Darf es beim Thema Bürgerrechte von Lesben, Schwulen und Transgender in der EU Zugeständnisse für Beitrittskandidaten geben?

An Beitrittskandidaten nicht, an Mitgliedsstaaten aber auch nicht. In Italien ist eine ultra-rechte Regierungschefin – und sie wird von der EU und der Bundesregierung so behandelt, als sei das normal. Diese Entwicklung ist brandgefährlich.

Schon seit Jahren gibt es die Diskussion, Entwicklungshilfe an die Einhaltung der Menschenrechte zu koppeln. Halten Sie dies für sinnvoll und umsetzbar?

Die Bundesregierung und die EU machen Deals mit Katar, mit Saudi-Arabien, mit Ländern, in denen die Rechte von Queers und Frauen mit Füßen getreten werden. `Menschenrechtsorientiert‘ ist da nichts. Die Erzählung der wertegeleiteten Außenpolitik ist eine Lüge, um die Bevölkerung hinters Licht zu führen. Außenpolitik bleibt knallharte Interessenpolitik. Dabei geht es aber weniger um die Interessen der Völker von unten, als um knallharte Kapital- oder geopolitische Interessen. Entwicklungshilfe z.B. müsste Menschen, nicht Regimen, zugutekommen, den Hunger und das Elend bekämpfen, nicht zur Stabilisierung von Regimen dienen. Und umgekehrt darf man Menschen nicht verhungern lassen, weil die Regierung dort inakzeptabel und queerfeindlich ist.

Stichwort queere Flüchtlinge. Sie kommen wieder verstärkt aus den Kriegsgebieten, und es gibt persönliche Übergriffe in Flüchtlingsunterkünften, viele haben schwere Traumatisierungen zu überwinden. Wie kann man erreichen, dass queere Menschen in der EU Asyl erhalten? Wo liegt die Aufgabe des Staates und wo bei der Community?

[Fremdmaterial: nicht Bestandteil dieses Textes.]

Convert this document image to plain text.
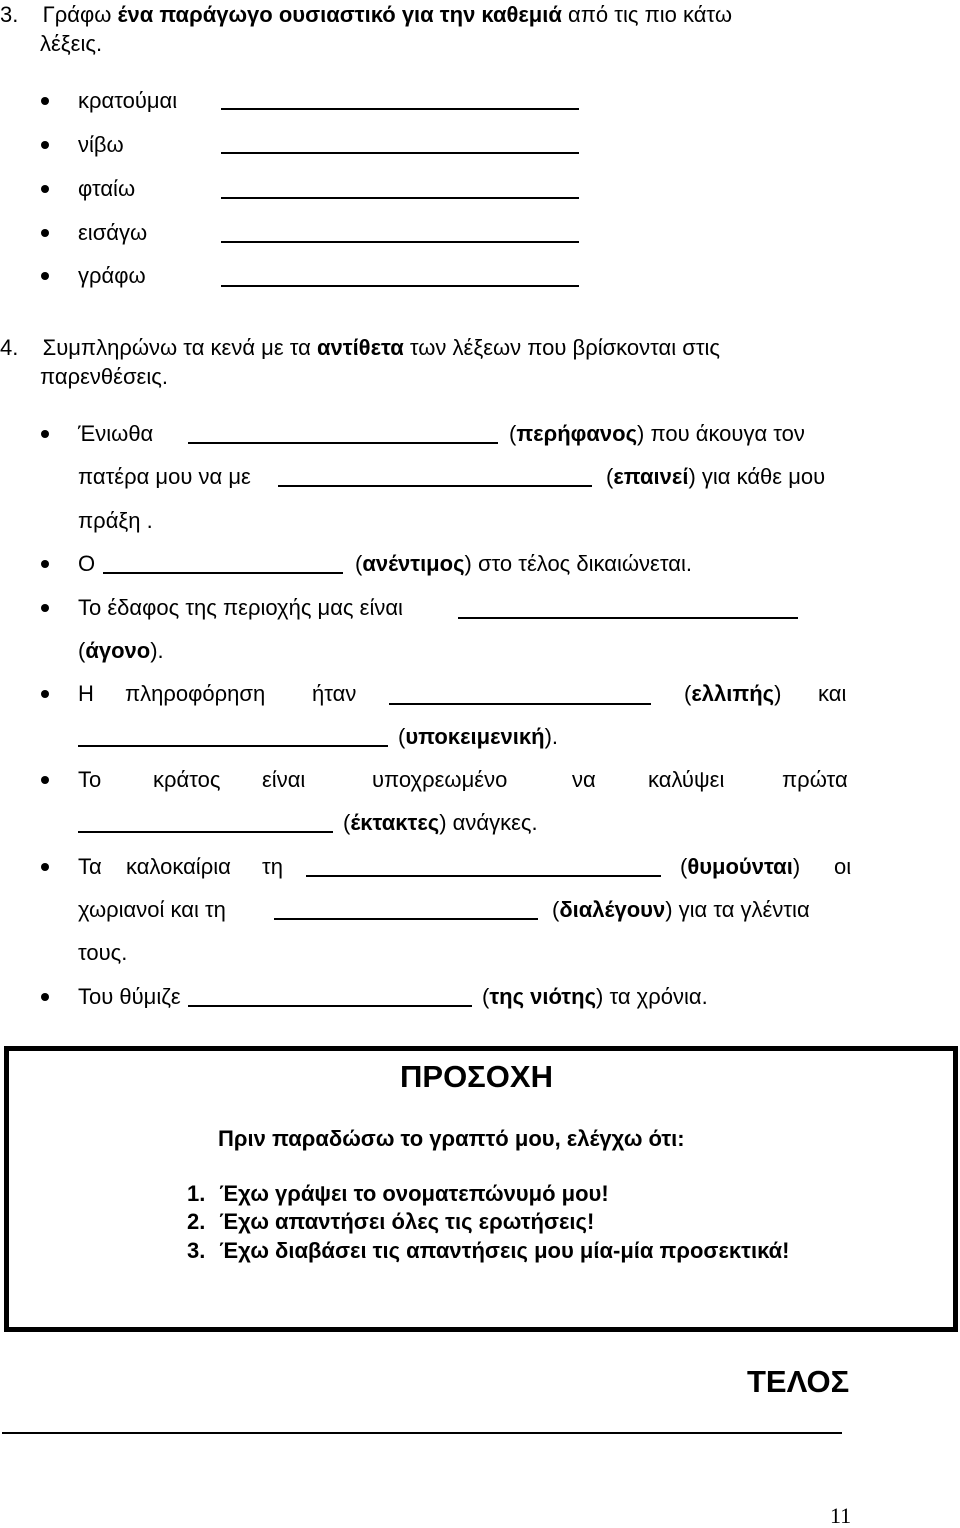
3. Γράφω ένα παράγωγο ουσιαστικό για την καθεμιά από τις πιο κάτω
λέξεις.
κρατούμαι
νίβω
φταίω
εισάγω
γράφω
4. Συμπληρώνω τα κενά με τα αντίθετα των λέξεων που βρίσκονται στις
παρενθέσεις.
Ένιωθα	(περήφανος) που άκουγα τον
πατέρα μου να με	(επαινεί) για κάθε μου
πράξη .
Ο	(ανέντιμος) στο τέλος δικαιώνεται.
Το έδαφος της περιοχής μας είναι
(άγονο).
Η πληροφόρηση ήταν	(ελλιπής) και
(υποκειμενική).
Το κράτος είναι	υποχρεωμένο	να καλύψει	πρώτα
(έκτακτες) ανάγκες.
Τα καλοκαίρια τη	(θυμούνται) οι
χωριανοί και τη	(διαλέγουν) για τα γλέντια
τους.
Του θύμιζε	(της νιότης) τα χρόνια.
ΠΡΟΣΟΧΗ
Πριν παραδώσω το γραπτό μου, ελέγχω ότι:
1. Έχω γράψει το ονοματεπώνυμό μου!
2. Έχω απαντήσει όλες τις ερωτήσεις!
3. Έχω διαβάσει τις απαντήσεις μου μία-μία προσεκτικά!
ΤΕΛΟΣ
11
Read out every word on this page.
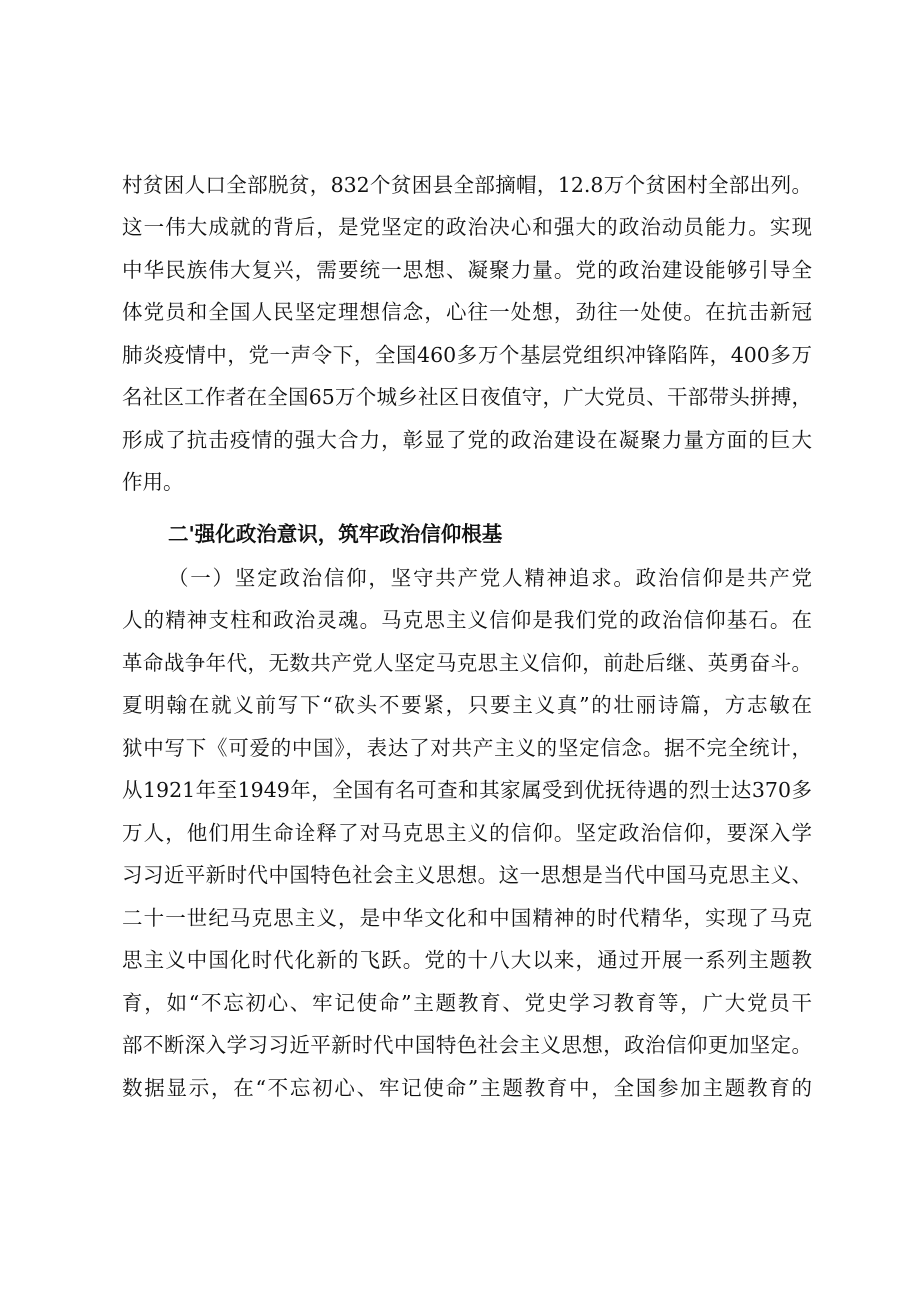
村贫困人口全部脱贫，832个贫困县全部摘帽，12.8万个贫困村全部出列。
这一伟大成就的背后，是党坚定的政治决心和强大的政治动员能力。实现
中华民族伟大复兴，需要统一思想、凝聚力量。党的政治建设能够引导全
体党员和全国人民坚定理想信念，心往一处想，劲往一处使。在抗击新冠
肺炎疫情中，党一声令下，全国460多万个基层党组织冲锋陷阵，400多万
名社区工作者在全国65万个城乡社区日夜值守，广大党员、干部带头拼搏，
形成了抗击疫情的强大合力，彰显了党的政治建设在凝聚力量方面的巨大
作用。
二'强化政治意识，筑牢政治信仰根基
（一）坚定政治信仰，坚守共产党人精神追求。政治信仰是共产党
人的精神支柱和政治灵魂。马克思主义信仰是我们党的政治信仰基石。在
革命战争年代，无数共产党人坚定马克思主义信仰，前赴后继、英勇奋斗。
夏明翰在就义前写下“砍头不要紧，只要主义真”的壮丽诗篇，方志敏在
狱中写下《可爱的中国》，表达了对共产主义的坚定信念。据不完全统计，
从1921年至1949年，全国有名可查和其家属受到优抚待遇的烈士达370多
万人，他们用生命诠释了对马克思主义的信仰。坚定政治信仰，要深入学
习习近平新时代中国特色社会主义思想。这一思想是当代中国马克思主义、
二十一世纪马克思主义，是中华文化和中国精神的时代精华，实现了马克
思主义中国化时代化新的飞跃。党的十八大以来，通过开展一系列主题教
育，如“不忘初心、牢记使命”主题教育、党史学习教育等，广大党员干
部不断深入学习习近平新时代中国特色社会主义思想，政治信仰更加坚定。
数据显示，在“不忘初心、牢记使命”主题教育中，全国参加主题教育的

Leider sind wir im Moment an einem ganz anderen Punkt. SPD, Grüne FDP, aber auch CDU und die AfD wollen mit der GEAS-Reform das individuelle Recht auf Asyl de facto abschaffen. Was sie uns als Lösung verkaufen, wird keines der Probleme lösen, aber die Situation verschärfen. Lager wie Moria werden nicht mehr in der EU, aber an ihren Außengrenzen aufgebaut. Die Militarisierung an den Außengrenzen und das Sterben im Mittelmeer wird so nicht beendet. Währenddessen wird auch nichts Ernsthaftes gegen Fluchtursachen unternommen. Autoritäre Regime bleiben Premiumpartner, wenn es um Wirtschaftsinteressen geht. Besonders zynisch ist die Rolle der Grünen, die das in der Bundesregierung abgenickt haben, aber jetzt im EU-Parlament symbolisch ablehnen wollen. Ich will das Asylrecht verteidigen und Fluchtursachen bekämpfen. Auch in der BRD brauchen wir geschützte Räume für queere Geflüchtete, hier gibt es viele gute queere Initiativen, staatliche Gelder reichen aber noch immer nicht.